Перепуганный рыжий командовал:
— Ермолай, опуща-а-ай!:
Из-под купола опускалось на веревке ведро, полное воды, бенефициант с комично-важным видом подходил и нему, выплеснув горсть-другую, громогласно провозглашал:
— Ровно сорок минут весь цирк находился под этой водой...
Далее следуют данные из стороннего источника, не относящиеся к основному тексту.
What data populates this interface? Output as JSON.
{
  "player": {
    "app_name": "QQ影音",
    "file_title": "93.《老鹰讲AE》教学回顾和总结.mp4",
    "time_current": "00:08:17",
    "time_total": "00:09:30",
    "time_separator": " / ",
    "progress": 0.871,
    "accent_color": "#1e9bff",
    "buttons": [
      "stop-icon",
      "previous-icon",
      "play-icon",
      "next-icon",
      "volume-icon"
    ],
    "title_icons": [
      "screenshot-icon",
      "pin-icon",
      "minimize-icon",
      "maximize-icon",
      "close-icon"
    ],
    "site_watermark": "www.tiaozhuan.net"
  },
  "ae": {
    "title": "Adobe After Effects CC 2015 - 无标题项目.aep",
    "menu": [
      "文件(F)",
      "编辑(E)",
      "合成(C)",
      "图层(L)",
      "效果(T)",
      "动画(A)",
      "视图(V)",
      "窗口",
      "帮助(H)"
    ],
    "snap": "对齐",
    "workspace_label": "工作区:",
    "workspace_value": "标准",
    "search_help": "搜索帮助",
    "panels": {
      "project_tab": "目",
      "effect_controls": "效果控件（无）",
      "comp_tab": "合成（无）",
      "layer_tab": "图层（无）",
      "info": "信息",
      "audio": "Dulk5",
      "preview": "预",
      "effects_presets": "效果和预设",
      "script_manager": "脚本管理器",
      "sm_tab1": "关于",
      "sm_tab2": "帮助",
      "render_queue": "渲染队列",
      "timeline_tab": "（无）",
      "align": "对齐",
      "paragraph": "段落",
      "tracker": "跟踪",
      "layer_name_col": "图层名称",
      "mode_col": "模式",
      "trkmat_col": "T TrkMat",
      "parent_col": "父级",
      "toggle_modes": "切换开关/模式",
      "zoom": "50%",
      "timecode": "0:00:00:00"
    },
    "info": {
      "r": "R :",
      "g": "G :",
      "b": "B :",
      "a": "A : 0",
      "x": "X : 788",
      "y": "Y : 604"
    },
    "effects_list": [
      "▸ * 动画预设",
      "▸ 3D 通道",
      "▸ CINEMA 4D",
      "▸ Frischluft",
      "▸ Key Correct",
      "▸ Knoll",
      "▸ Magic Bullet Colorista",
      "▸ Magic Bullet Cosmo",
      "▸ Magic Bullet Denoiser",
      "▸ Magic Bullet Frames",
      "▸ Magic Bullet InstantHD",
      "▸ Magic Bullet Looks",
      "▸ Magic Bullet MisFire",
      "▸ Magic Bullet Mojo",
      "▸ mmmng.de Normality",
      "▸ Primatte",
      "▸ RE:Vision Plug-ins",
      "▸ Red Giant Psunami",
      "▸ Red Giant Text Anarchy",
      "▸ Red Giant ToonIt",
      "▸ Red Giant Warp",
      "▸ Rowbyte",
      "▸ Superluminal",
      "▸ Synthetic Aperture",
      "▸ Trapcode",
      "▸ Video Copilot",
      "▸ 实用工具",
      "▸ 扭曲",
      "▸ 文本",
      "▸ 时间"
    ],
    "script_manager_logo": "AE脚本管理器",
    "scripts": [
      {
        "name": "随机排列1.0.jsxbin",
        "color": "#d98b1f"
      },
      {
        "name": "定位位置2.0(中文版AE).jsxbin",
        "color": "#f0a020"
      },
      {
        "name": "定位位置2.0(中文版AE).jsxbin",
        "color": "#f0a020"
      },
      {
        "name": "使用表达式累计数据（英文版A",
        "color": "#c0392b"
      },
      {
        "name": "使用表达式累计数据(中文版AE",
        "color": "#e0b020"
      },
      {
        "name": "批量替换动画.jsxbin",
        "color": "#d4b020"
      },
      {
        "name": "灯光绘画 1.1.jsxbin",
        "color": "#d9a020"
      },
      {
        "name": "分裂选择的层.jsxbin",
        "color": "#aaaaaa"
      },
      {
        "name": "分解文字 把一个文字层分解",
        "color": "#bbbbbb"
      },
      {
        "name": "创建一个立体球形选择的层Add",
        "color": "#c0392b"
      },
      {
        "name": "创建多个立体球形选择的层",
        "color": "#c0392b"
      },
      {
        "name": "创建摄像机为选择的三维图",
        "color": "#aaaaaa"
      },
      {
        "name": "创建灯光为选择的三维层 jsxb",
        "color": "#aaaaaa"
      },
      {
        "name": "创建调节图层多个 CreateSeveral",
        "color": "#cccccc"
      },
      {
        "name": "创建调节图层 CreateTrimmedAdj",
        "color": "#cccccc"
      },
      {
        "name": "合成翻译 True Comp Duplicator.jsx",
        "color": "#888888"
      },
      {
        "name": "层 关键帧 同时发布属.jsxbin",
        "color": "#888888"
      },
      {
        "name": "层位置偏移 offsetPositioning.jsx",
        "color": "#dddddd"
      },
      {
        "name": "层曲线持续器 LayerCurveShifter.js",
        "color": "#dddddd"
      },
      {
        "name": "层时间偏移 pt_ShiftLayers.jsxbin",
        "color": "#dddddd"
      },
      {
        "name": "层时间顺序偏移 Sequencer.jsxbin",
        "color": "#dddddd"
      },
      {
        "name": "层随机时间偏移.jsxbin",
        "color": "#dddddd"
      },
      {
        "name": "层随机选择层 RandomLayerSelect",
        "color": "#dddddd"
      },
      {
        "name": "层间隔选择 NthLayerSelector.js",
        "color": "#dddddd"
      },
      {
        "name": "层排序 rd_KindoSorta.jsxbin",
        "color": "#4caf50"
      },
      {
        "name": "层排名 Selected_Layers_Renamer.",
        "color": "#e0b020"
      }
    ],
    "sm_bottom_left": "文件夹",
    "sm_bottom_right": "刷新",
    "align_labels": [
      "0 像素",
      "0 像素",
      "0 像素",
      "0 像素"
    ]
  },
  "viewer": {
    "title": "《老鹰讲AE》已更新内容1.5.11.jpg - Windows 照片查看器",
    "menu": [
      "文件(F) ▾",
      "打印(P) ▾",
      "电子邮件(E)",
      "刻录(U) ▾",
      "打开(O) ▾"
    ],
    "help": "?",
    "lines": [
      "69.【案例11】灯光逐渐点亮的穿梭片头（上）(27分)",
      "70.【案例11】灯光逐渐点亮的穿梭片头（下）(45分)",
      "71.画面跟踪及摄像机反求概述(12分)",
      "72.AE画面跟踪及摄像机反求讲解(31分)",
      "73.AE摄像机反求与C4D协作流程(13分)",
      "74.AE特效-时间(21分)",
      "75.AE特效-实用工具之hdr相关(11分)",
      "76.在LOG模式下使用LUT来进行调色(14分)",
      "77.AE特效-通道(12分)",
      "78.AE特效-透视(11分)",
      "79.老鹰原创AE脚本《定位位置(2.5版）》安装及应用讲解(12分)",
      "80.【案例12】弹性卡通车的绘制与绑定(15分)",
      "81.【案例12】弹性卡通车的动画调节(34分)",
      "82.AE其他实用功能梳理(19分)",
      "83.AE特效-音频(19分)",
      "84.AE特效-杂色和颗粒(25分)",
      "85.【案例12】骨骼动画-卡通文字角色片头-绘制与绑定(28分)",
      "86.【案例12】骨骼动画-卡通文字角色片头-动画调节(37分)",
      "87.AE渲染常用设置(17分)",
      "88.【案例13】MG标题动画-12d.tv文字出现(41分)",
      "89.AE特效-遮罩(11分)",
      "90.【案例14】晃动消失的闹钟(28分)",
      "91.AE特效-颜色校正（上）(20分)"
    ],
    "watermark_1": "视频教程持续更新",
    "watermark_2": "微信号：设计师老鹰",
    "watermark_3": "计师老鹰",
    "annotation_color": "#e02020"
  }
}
Ведению диалога в манеже Лазаренко всегда придавал огромное значение. Став именитым гастролером, он добился, чтобы у него был постоянный Шпрехшталмейстер. А в те годы всякий раз, направляясь в новый цирк, он с тревожным беспокойством гадал: какого партнера уготовила ему судьба? Заведение Первиля обрадовало: здесь в качестве шпрехшталмейстера подвизался молодой акробат и гимнаст Петр Оглуздин, известный в цирковом мире под псевдонимом Пьер Россини. Разговаривать с ним в манеже было необыкновенно легко, он был, как вспоминает Лазаренко, идеальным партнером.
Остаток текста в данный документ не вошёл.